Frontier Economics was commissioned by Energy System Catapult (ESC) to consider the potential design, implementation and impact of a tradeable carbon intensity standard. This report has now been published as part of ESC’s Rethinking Decarbonisation Incentives project.
A carbon intensity standard would set an obligation on consumers, producers or suppliers in the energy sector to meet minimum standards for the carbon content of energy that they respectively consume, produce, or sell. Obligated parties that could overachieve the standard would earn tradeable credits that could be purchased by others whose consumption, production or sales do not meet the standard.
Our assessment and modelling found that a tradeable carbon intensity standard may have some practical benefits. In particular, the impact on energy prices may be lower as the cost of purchasing credits incurred by suppliers of a high carbon fuel is offset by the revenue gained by suppliers of the low carbon fuel.
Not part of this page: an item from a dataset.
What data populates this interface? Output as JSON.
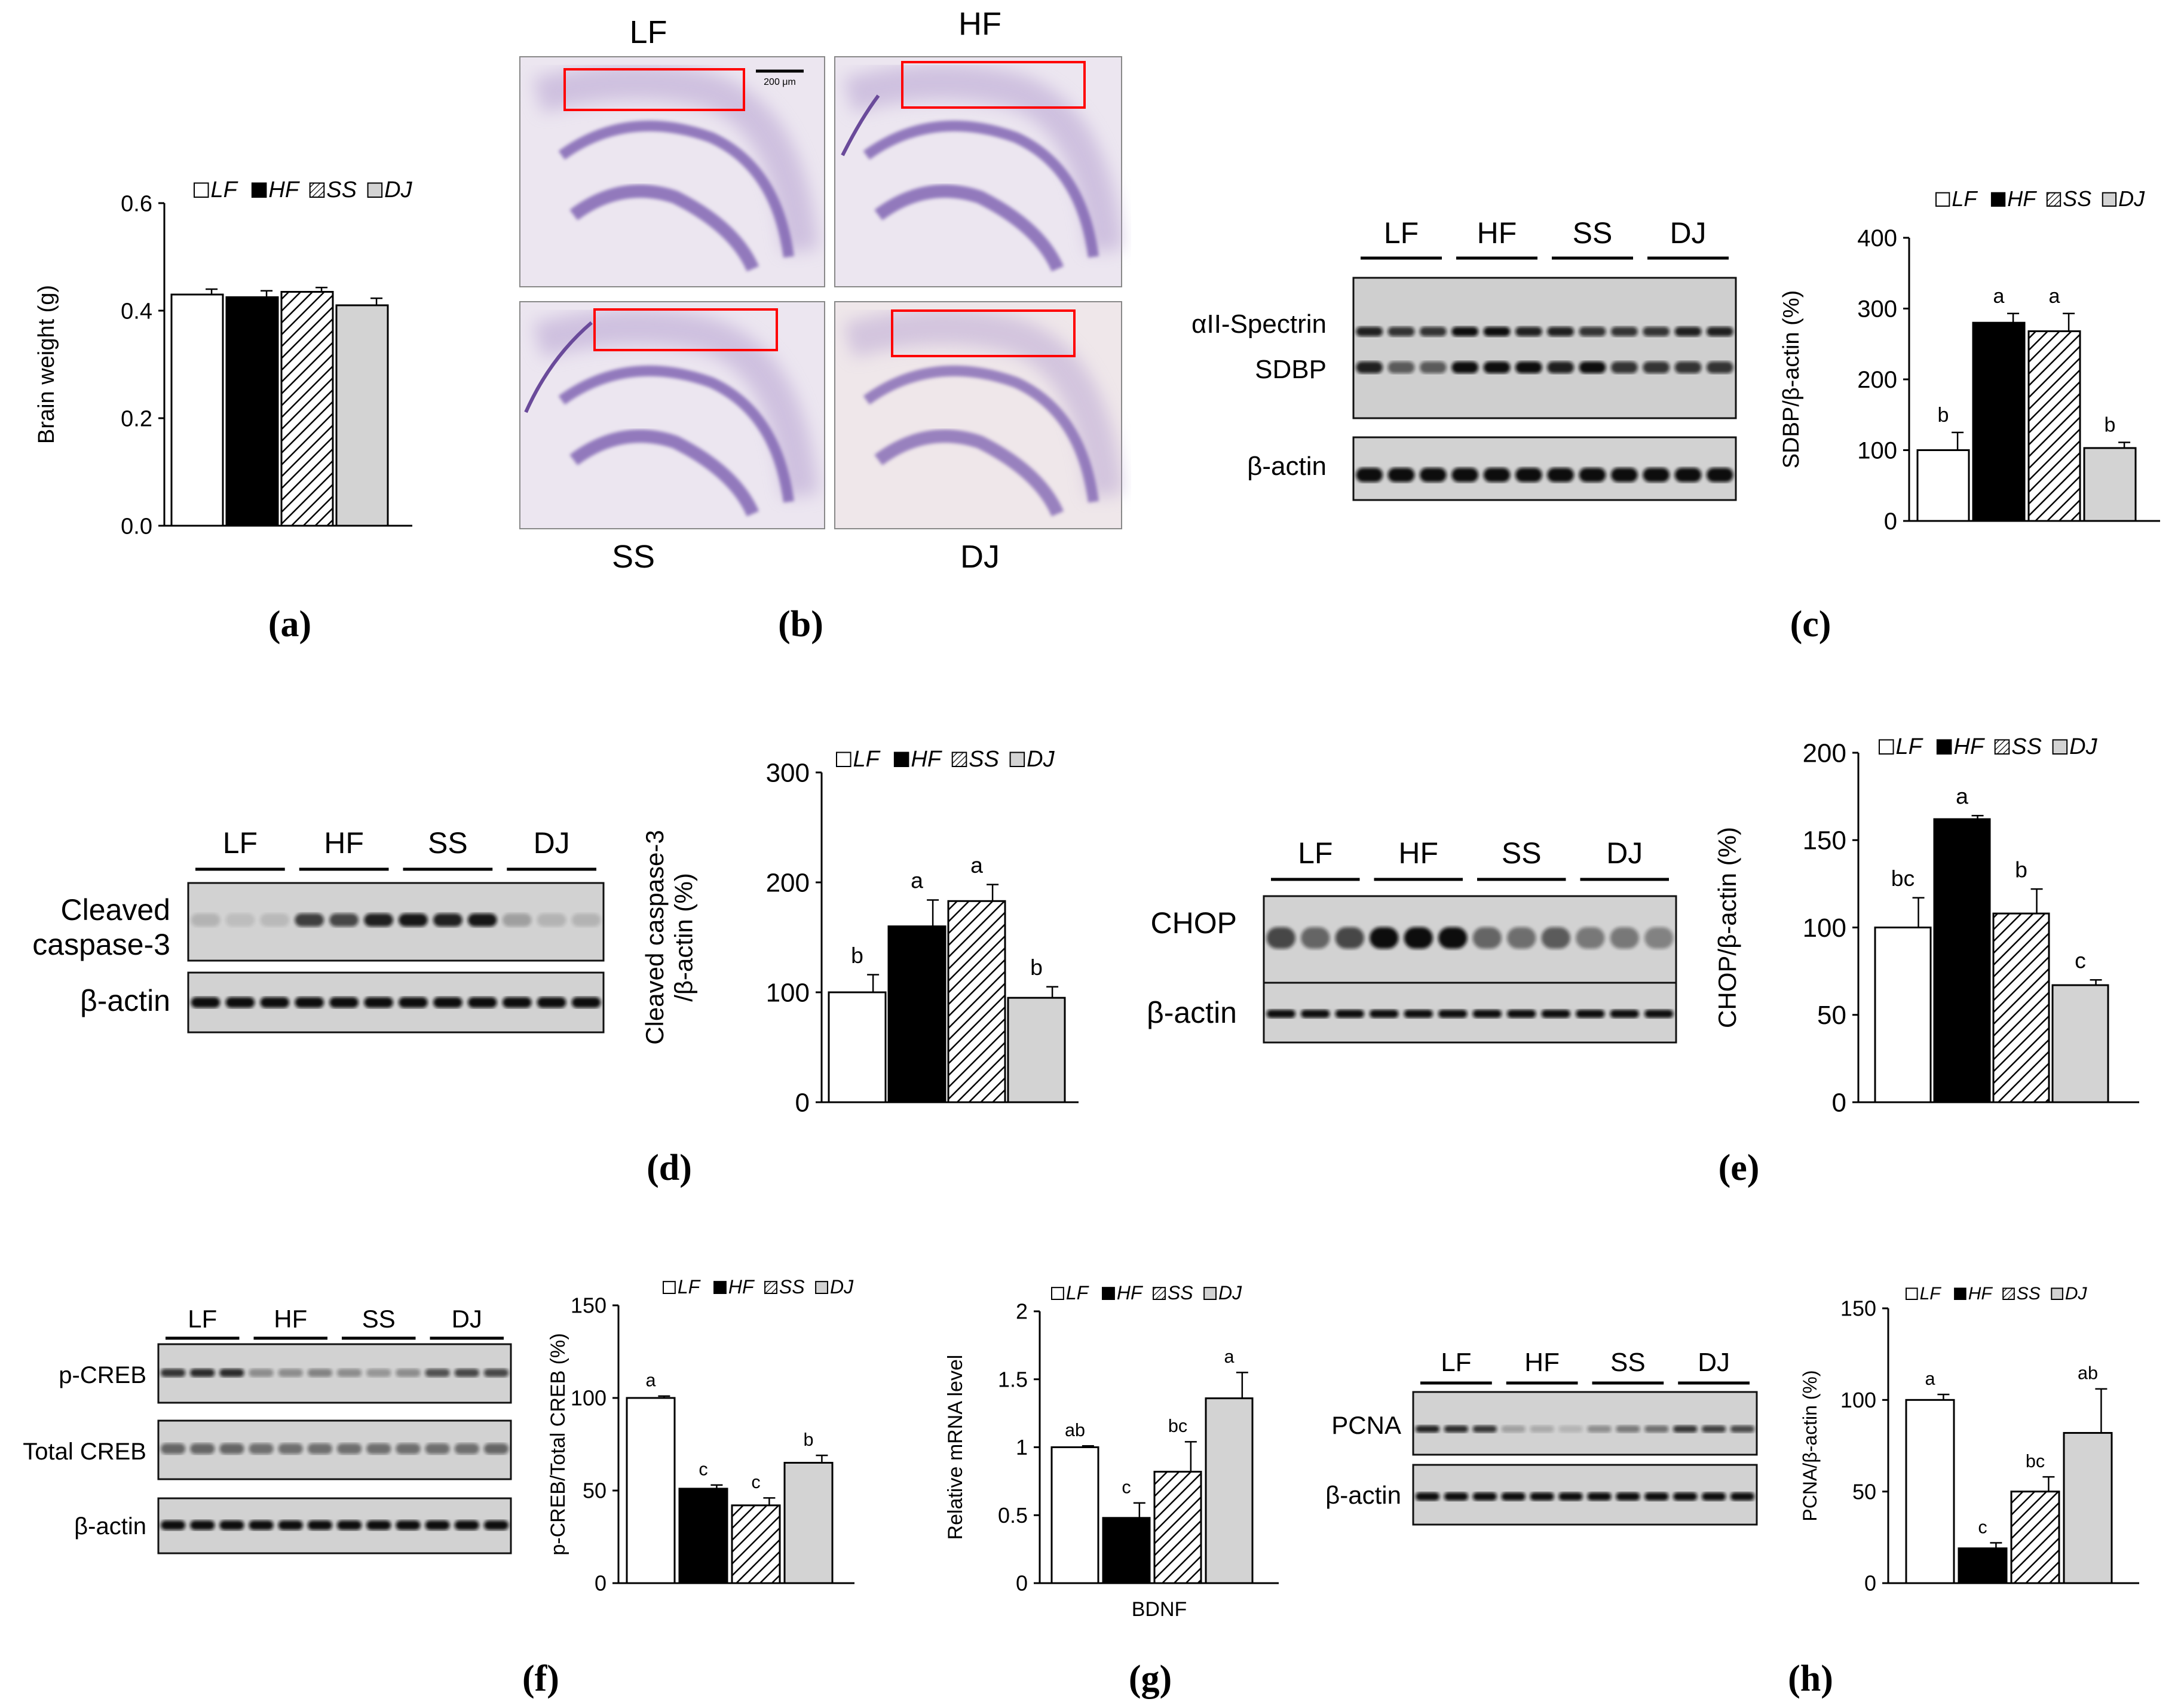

However an intensity standard will generally be less economically efficient than a carbon tax or tradeable permit system. While the standard acts as an implicit tax on fuels with an intensity above the standard, it also acts as an implicit subsidy for any fuel with a carbon intensity below the standard. This means that the effective price per tonne of carbon for different abatement options will differ, and the carbon intensity standard will not deliver abatement at least cost across the economy. To minimise the distortions associated with this type of policy, careful design would be crucial.
Frontier has also considered the links between productivity and climate change policy for ESC’s Rethinking Decarbonisation project.